Ahora entiendo por qué todos los domingos a las 6 y 30 de la mañana, suena un silbato dando inicio a un partido de fulbito en la losa del parque al enfrente de mi casa.
Me tapo los oídos pero es inútil, nada puede detener el sonido febril de las arengas, de los vítores ensordecedores celebrando o reclamando un pase, una jugada; de las zapatillas frenando en seco con el cemento. Me crispo, reniego dando vueltas en mi cama. No comprendo cómo es posible que un domingo alguien pueda levantarse tan temprano a joder a los demás.
Me asomo por mi ventana para descubrir quién o quiénes son los autores de tamaño atropello. Observo a un nutrido grupo de señores mayores de 65 años (la tercera edad le dicen), en sus cabezas, sus canas lucen como una suerte de corona de plata, quizá como premio al hecho de haber sabido sortear los avatares y dividendos de toda una vida. Todos sin excepción corren detrás del balón.
Entiendo que ellos están ahí desde esa hora porque ya no saben de desvelos, de trasnochadas interminables los fines de semana. Ellos ya no tienen sábados para juerguear, no conocen de cigarrillos y el médico les ha prohibido el trago. Por una cuestión de salud, tienen que acostarse temprano, a las 8 de la noche como máximo.
Ayer mientras yo me entregaba sin condiciones a una música, a un baile frenético entre luces multicolores, humo y sudores; ellos dormían para levantarse temprano y jugar su partido de fulbito. La vida te da y te quita, es generosa y egoísta, la vida les ha quitado sus sábados y sus años mozos de antaño. Los hijos que alguna vez tuvieron y criaron, han crecido y se han marchado. Ya no hay trabajo, ahora todos son jubilados. Algunos con suerte, todavía conservan a su esposa.

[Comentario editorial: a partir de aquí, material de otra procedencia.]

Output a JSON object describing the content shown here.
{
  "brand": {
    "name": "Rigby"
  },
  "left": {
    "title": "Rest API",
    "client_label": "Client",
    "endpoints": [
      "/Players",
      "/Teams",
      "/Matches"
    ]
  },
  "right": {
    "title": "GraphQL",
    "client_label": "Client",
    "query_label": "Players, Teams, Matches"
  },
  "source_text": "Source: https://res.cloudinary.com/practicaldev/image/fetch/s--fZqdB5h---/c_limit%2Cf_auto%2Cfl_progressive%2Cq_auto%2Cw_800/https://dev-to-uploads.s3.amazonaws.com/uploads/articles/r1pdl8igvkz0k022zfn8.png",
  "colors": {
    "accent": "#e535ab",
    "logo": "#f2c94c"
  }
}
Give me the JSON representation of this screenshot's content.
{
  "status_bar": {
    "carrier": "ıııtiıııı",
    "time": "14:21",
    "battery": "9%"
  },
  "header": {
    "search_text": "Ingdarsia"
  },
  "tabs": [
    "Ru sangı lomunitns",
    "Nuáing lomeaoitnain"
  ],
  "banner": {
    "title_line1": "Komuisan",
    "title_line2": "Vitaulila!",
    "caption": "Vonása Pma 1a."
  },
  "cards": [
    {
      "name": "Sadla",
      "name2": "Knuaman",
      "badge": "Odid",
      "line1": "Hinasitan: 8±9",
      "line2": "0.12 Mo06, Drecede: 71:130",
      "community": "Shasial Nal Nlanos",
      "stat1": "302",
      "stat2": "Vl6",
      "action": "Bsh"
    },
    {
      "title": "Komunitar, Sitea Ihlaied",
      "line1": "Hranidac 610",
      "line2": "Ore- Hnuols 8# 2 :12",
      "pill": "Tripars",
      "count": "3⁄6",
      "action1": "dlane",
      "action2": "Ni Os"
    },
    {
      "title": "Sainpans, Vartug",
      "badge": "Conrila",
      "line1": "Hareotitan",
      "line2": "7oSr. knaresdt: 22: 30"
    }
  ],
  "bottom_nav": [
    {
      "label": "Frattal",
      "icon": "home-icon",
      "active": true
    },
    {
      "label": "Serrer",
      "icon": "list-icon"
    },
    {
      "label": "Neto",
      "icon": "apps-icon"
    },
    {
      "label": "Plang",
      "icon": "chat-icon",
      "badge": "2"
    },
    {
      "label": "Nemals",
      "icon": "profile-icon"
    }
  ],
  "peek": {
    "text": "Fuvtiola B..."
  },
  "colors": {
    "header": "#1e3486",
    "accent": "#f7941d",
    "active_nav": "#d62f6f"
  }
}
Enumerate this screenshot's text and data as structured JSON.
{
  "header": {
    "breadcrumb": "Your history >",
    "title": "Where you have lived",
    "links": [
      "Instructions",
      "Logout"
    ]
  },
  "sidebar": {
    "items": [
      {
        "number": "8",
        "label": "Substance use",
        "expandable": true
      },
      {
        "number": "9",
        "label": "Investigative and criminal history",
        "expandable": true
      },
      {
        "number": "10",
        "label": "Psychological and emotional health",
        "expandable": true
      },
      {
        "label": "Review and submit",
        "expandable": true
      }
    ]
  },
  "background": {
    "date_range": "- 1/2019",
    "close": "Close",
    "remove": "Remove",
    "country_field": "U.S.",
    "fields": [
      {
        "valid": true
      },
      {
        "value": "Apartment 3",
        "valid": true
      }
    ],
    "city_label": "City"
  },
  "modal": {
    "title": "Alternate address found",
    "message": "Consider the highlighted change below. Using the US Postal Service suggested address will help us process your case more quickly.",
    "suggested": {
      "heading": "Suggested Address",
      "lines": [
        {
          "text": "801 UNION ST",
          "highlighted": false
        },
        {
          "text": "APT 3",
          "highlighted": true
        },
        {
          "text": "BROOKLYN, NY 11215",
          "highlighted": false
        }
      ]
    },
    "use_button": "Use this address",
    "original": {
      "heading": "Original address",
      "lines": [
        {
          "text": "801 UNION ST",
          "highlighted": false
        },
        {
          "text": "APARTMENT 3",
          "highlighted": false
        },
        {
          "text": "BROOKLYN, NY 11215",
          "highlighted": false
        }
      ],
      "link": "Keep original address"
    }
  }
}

Ahora entiendo que, ante todos esos arrebatos, la vida como consuelo les ha obsequiado una pelota, y ahora están allí, dribleando a sus ayes, a sus dolores; dribleando a sus achaques. Ya no reniego. Cierro mi ventana. Entiendo que algún día en mi casa sólo quedará mi esposa y una pelota y, estaré en esa misma losa, a la misma hora.
Decido ir a acostarme otra vez. Suena el timbre de mi casa, simultáneamente se activa la alarma de mi despertador. Mi esposa, somnolienta aún, la apaga. Son las 6 y 30 de la mañana. Los cuartos de los pasillos, tienen las puertas abiertas y están vacíos. Levanto el intercomunicador. Ven a jugar, ya es tarde. Me dice una voz.